Com a maturidade digital e o conhecimento criado, caminhamos para a chamada web3, onde a descentralização chega por completo e quando teremos autonomia das nossas informações e relações sem intermediários.
Desde o surgimento da economia de criadores de conteúdo já vimos o nascimento de diversas plataformas – como Facebook, Instagram, YouTube, Pinterest, TikTok, Kwai – e também a transformação e ampliação do seu modelo de negócios. Mas, pela primeira vez, estamos diante da iminência de ter a audiência ditando a nova forma de produzir e consumir conteúdo.
Apertando o tradutor, enquanto audiência, o que me importa é o conteúdo e o seu criador. É com isso que eu me conecto e é para isso que estou disposta a dar o meu dinheiro. Então, melhor ainda se ele falar direto comigo, sem nenhum intermediário, e eu pagar diretamente para consumir o conteúdo do creator de quem eu sou fã.
A descentralização é ponto chave que, aos poucos, nos conduz para a formação das chamadas DAOs (Organização autônoma descentralizada), que se auto gerem. Em paralelo, a engrenagem da tecnologia faz com que as NFTs permitam ‘tokenizar’ qualquer tipo de conteúdo (artes, músicas, vídeo) e comercializá-lo de forma direta e autenticada – tendo também como um plano de fundo a construção de comunidade.

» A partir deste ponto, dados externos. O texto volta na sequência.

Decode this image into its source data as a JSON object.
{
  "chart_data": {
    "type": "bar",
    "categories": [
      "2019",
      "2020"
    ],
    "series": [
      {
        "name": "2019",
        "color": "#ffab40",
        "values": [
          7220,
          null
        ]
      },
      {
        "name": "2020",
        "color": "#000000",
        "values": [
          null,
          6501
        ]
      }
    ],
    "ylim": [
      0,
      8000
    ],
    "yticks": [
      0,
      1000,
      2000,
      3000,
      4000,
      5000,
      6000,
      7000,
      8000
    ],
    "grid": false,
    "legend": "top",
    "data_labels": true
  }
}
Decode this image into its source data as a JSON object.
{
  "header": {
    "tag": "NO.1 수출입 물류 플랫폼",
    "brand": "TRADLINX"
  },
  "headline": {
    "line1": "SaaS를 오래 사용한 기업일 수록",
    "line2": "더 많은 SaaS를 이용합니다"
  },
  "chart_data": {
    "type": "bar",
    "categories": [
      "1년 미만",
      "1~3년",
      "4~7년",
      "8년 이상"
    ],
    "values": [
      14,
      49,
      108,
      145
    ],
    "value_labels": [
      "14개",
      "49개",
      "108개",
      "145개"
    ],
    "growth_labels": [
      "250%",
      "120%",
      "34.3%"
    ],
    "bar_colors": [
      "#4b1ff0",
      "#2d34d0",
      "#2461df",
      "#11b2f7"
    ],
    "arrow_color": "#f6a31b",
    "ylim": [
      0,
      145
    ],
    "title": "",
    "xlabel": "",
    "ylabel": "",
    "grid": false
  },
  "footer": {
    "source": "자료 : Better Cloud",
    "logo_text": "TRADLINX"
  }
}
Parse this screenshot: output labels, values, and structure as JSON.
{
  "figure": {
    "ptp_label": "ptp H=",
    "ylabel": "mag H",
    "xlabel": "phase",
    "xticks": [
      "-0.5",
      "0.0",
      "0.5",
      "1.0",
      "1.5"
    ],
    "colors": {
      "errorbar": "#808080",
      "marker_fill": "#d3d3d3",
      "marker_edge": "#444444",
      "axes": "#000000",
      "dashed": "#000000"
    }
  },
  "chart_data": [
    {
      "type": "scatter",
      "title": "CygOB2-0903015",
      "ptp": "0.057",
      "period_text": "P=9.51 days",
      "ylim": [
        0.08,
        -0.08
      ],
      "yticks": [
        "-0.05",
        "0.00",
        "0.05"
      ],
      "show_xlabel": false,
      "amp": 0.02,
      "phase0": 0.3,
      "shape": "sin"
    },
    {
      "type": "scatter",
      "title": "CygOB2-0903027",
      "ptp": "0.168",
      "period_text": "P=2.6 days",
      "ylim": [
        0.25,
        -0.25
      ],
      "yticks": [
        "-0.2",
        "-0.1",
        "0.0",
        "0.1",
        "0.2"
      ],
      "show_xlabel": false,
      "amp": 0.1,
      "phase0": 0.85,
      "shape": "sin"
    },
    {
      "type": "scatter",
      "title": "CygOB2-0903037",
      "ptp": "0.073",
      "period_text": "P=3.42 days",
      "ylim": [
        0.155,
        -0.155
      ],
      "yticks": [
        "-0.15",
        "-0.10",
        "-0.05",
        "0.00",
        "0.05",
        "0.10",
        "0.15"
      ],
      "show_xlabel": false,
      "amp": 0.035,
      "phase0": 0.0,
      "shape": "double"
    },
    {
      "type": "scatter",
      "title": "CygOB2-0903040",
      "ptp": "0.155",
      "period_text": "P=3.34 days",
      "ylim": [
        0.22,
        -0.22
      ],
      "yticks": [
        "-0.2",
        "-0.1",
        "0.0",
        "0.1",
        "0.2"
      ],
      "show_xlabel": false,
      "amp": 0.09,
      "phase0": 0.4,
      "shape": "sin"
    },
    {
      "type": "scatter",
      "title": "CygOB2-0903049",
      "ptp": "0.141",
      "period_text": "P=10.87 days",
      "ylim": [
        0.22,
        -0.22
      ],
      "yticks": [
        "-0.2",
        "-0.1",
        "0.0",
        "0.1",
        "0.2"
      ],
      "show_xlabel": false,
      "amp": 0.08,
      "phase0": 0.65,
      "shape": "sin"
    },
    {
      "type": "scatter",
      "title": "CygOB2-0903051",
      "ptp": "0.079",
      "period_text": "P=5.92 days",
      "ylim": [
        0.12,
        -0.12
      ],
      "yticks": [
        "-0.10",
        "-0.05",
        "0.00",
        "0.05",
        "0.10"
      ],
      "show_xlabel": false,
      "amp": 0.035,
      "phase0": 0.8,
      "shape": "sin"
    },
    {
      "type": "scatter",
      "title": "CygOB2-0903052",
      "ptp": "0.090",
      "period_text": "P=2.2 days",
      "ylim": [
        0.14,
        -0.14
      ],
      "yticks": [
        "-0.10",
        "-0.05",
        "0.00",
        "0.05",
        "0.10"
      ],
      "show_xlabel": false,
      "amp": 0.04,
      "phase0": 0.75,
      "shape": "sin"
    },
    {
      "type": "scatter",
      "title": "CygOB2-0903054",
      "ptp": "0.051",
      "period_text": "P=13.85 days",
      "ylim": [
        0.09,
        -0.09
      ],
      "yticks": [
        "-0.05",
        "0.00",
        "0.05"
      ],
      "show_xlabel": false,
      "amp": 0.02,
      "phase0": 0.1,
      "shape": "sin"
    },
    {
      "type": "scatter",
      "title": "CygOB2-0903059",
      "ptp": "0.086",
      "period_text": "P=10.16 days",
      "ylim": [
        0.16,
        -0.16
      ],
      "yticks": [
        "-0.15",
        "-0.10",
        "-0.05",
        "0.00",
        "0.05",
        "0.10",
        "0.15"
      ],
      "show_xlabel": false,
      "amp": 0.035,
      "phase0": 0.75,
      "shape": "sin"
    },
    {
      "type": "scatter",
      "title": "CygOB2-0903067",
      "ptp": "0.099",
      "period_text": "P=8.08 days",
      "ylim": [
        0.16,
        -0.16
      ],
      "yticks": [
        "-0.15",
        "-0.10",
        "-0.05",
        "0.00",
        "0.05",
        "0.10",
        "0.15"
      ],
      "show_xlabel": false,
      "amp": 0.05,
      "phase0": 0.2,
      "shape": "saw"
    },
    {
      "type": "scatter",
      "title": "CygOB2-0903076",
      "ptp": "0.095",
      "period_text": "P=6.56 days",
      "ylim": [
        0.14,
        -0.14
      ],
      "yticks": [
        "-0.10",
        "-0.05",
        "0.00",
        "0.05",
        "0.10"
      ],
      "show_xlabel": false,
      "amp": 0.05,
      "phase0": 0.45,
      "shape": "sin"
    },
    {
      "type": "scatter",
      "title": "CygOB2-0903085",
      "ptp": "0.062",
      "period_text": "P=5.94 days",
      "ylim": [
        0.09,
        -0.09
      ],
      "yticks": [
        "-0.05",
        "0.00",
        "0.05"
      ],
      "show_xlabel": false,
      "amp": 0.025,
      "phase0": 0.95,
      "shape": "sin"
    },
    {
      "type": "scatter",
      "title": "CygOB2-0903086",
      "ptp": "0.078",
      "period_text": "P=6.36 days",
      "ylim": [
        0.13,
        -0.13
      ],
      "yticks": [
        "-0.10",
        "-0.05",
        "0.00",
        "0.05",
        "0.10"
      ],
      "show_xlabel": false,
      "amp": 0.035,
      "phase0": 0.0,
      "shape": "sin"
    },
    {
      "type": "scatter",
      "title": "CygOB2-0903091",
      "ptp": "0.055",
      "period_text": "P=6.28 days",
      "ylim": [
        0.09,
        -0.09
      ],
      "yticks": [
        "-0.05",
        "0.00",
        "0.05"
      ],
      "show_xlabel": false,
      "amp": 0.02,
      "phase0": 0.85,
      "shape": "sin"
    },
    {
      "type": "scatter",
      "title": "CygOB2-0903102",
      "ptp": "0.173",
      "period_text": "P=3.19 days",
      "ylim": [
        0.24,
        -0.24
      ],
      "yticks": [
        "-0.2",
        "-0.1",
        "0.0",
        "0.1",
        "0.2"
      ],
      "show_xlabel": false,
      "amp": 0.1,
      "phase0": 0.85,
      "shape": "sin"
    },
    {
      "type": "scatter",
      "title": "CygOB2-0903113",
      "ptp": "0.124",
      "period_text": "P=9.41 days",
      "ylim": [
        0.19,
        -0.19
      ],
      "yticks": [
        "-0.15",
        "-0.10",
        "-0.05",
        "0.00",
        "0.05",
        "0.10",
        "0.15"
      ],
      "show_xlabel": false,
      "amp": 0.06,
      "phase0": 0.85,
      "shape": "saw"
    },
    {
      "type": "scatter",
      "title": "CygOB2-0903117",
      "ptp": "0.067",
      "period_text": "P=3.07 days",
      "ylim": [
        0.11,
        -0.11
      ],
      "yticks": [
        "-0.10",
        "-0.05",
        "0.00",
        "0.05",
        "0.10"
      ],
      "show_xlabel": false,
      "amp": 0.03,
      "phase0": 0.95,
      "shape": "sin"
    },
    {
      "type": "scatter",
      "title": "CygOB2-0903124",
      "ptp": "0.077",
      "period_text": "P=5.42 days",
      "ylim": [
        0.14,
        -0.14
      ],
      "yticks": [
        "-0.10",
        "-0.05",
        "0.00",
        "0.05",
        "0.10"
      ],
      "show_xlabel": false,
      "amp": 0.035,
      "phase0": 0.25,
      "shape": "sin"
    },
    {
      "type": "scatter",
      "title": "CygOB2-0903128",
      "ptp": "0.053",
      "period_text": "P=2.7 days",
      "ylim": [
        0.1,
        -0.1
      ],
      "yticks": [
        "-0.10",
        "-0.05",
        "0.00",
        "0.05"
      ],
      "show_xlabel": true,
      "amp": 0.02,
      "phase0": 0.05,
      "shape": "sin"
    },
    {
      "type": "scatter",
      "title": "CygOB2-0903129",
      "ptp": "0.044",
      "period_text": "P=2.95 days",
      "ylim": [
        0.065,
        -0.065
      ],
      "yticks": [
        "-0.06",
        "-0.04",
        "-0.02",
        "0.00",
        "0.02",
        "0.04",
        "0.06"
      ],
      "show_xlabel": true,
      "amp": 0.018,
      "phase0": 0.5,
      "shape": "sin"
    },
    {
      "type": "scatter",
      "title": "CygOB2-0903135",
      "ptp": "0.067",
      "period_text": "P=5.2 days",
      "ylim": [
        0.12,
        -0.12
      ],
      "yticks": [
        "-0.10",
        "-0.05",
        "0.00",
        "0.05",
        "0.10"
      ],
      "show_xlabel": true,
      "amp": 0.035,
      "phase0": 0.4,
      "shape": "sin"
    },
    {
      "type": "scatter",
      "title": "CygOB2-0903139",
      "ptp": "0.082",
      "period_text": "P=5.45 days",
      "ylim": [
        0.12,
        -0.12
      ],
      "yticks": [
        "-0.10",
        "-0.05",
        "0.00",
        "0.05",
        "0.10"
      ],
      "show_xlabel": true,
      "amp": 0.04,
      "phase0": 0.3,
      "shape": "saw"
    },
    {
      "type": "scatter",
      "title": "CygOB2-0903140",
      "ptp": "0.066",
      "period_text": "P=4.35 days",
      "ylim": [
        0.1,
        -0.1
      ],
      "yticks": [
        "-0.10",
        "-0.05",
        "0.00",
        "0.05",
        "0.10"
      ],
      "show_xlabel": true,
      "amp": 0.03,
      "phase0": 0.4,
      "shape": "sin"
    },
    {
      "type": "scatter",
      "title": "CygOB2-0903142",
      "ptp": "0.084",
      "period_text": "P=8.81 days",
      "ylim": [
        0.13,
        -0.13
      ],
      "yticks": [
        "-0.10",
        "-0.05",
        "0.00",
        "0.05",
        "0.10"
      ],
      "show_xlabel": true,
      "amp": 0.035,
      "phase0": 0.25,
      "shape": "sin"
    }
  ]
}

‘Stoner Cats’, liderada pelos atores Mila Kunis e Ashton Kutcher, ilustra bem essa lógica. Os produtores fizeram uma espécie de financiamento coletivo via NFT para tornar a série real sem a necessidade de um estúdio de criação e distribuição. Quem adquiriu as NFTs tem o direito a acompanhar a animação, que deve ter episódios de cinco minutos. E quem investiu em cotas maiores recebeu ainda outros privilégios, como participar criativamente do desenvolvimento do produto audiovisual.
Ou seja, os talentos digitais começam a ser as novas plataformas de streaming. E, nessa linha, o metaverso ajuda a criar uma relação imersiva e experiências escaláveis, que não aconteceriam na vida real, como, por exemplo, estar no estúdio dessa pessoa e acompanhar uma gravação. Isso acaba tornando o futuro do entretenimento e da criação de conteúdo participativo. Ao mesmo tempo, resolve uma das principais dores da economia de criadores que é a proteção aos direitos autorais e a monetização.
Inclusive, Jake Webb, presidente da Slash MGMT, esteve presente na VidCon e apontou que ao trabalhar com o funding da série Entourage, via Fireside, pela primeira vez se vê diante da oportunidade de monetizar projetos antes do lançamento, visto que os fãs se mobilizam e começam a contribuir muito antes da produção.
Se, de fato, a audiência tem interesse em participar de tudo ou só quer conferir seus vídeos para se distrair, ainda é cedo para afirmar. Mas, fato é que, devido às mudanças e evoluções da web3, o marketing de influência possivelmente será afetado, uma vez que as marcas precisarão encontrar novas maneiras de se conectar com o meio e com os formatos de criação de conteúdo.
O painel “DAOs: o futuro das comunidades online”, que reuniu Brendan Gahan, sócio agência criativa independente Mekanism; Jeff Kaufman, especialista em serviços de estratégia digital; Jim Daily, que atua com web3, AdTech e criptoativos; e Nicole de Ayora, diretora de produtos da Dapper Collectives, jogou luz em como isso deve acontecer. As marcas precisarão se tornar, criar ou participar de uma Organização Autônoma Descentralizada, visto que a comunidade é que terá o poder de desenvolver aquilo que gera valor para si. O mesmo vale para as plataformas, que precisarão se preocupar mais do que nunca em se inserir nesse universo por meio de uma comunidade participativa.
Autor(a): Luiza Maggessi, Diretora Executiva de Produção e Conteúdo da NWB.